Depois da atuação dos grupos de pressão, a Câmara optou por uma solução à la Pôncio Pilatos, lavando as mãos (mas ainda deixando umas sujeirinhas debaixo da unha). Afastou-se pela via de substitutivo a intenção originária do PL de proibir tais modalidades de transporte (sendo evidente o custo político disso) e remeteu-se o poder de proibir tais aplicativos para os municípios. Essa solução é duplamente boa para suas Excelências, eles não têm que arcar com os custos da proibição, assim como se sabe que a atuação dos grupos de pressão ligados aos taxistas é mais forte no âmbito local.
Por outro lado, algumas diretrizes foram ainda contempladas para indicar qual a regulação deve ser produzida. E elas vão ao encontro da restrição. Nesse sentido elementos essências à formação do preço pretendem ser limitados. A lei sugere que a regulamentação local dê cabo de promover preços máximos, número de veículos, menção a preços abaixo do custo e outros. Em suma: tudo para proteger o sistema já instalado, que organizadamente atua para promover restrições à concorrência. Isso tudo sem a menor cerimônia. A leitura da justificativa original do Dep. Carlos Zarattini (PT/SP) para o PL nem sequer o disfarça.
Ora, se a União tem competência para legislar sobre o tema (o que se confessa ao produzir uma Lei Federal), parece que ela não pode se demitir dessa atribuição e a relegar para os municípios.
Em que pese todo o esforço para restringir a atividade, esse é daqueles temas que a última palavra será do Judiciário. E bons motivos levam a duvidar da constitucionalidade do projeto que está em trâmite.
O mais evidente deles está no fato de ser de duvidosa constitucionalidade que uma atividade seja considerada lícita em um município e ilícita noutro. Ora, se a União tem competência para legislar sobre o tema (o que se confessa ao produzir uma Lei Federal), parece que ela não pode se demitir dessa atribuição e a relegar para os municípios. Com efeito, a proibição de atividades econômicas só se justifica se houver riscos a ela associados que superam os benefícios na sua exploração. E isso parece ser algo relativamente uniforme em termos federativos. Com efeito, está-se diante de um problema de competência.

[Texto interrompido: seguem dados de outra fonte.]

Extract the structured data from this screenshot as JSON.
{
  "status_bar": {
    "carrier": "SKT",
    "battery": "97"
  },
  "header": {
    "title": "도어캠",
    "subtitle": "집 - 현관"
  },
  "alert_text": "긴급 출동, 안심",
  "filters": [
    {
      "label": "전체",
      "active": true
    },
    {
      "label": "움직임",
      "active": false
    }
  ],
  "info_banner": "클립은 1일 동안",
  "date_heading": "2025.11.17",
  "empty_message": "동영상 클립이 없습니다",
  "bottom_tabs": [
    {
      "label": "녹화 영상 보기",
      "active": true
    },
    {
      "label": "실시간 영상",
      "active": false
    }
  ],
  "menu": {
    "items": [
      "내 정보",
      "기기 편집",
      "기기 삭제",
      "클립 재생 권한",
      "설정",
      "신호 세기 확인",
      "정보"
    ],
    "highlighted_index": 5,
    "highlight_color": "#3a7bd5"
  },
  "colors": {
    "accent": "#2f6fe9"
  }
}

Soma-se a isso o debate a ser feito acerca da proteção à livre iniciativa versus restrições legais, especialmente em âmbito local. O STF tem jurisprudência sumulada (Súmula Vinculante 49) que inviabiliza a criação de restrições à concorrência pela estipulação de distâncias mínimas entre farmácias. Com efeito, nos precedentes que levaram à edição da súmula, registrou-se que “A limitação geográfica imposta à instalação de drogarias somente conduz à assertiva de concentração capitalista, assegurando, no perímetro, o lucro da farmácia já estabelecida. Dificulta o acesso do consumidor às melhores condições de preço, e resguarda o empresário alojado no local pelo cerceamento do exercício da livre concorrência, que é uma manifestação do princípio da liberdade de iniciativa econômica privada garantida pela Constituição Federal quando estatui que ‘a lei reprimirá o abuso de poder econômico que vise à dominação dos mercados, à eliminação da concorrência e ao aumento arbirtário dos lucros’. (art. 173, § 4º).” (RE 193749, Relator Maurício Corrêa, DJ de 4.5.2001). Ou seja, o STF veda restrições à exploração privada que tenham por objetivo apenas proteger agentes econômicos já estabelecidos em determinados mercados. Noves fora, a mesma razão de decidir se aplica ao caso presente.
Enfim, há muita água pra passar debaixo da ponte. E é sempre bom lembrar da força normativa da realidade. Os aplicativos existem e são usados por pessoas que parecem estar absolutamente satisfeitas com eles. A chance de a lei fazer o gênio voltar para dentro da garrafa é escassa. Melhor seria aos taxistas questionar o próprio regime em que vivem, liberando-se das amarras de um regime público, do que tentar parar a roda da história.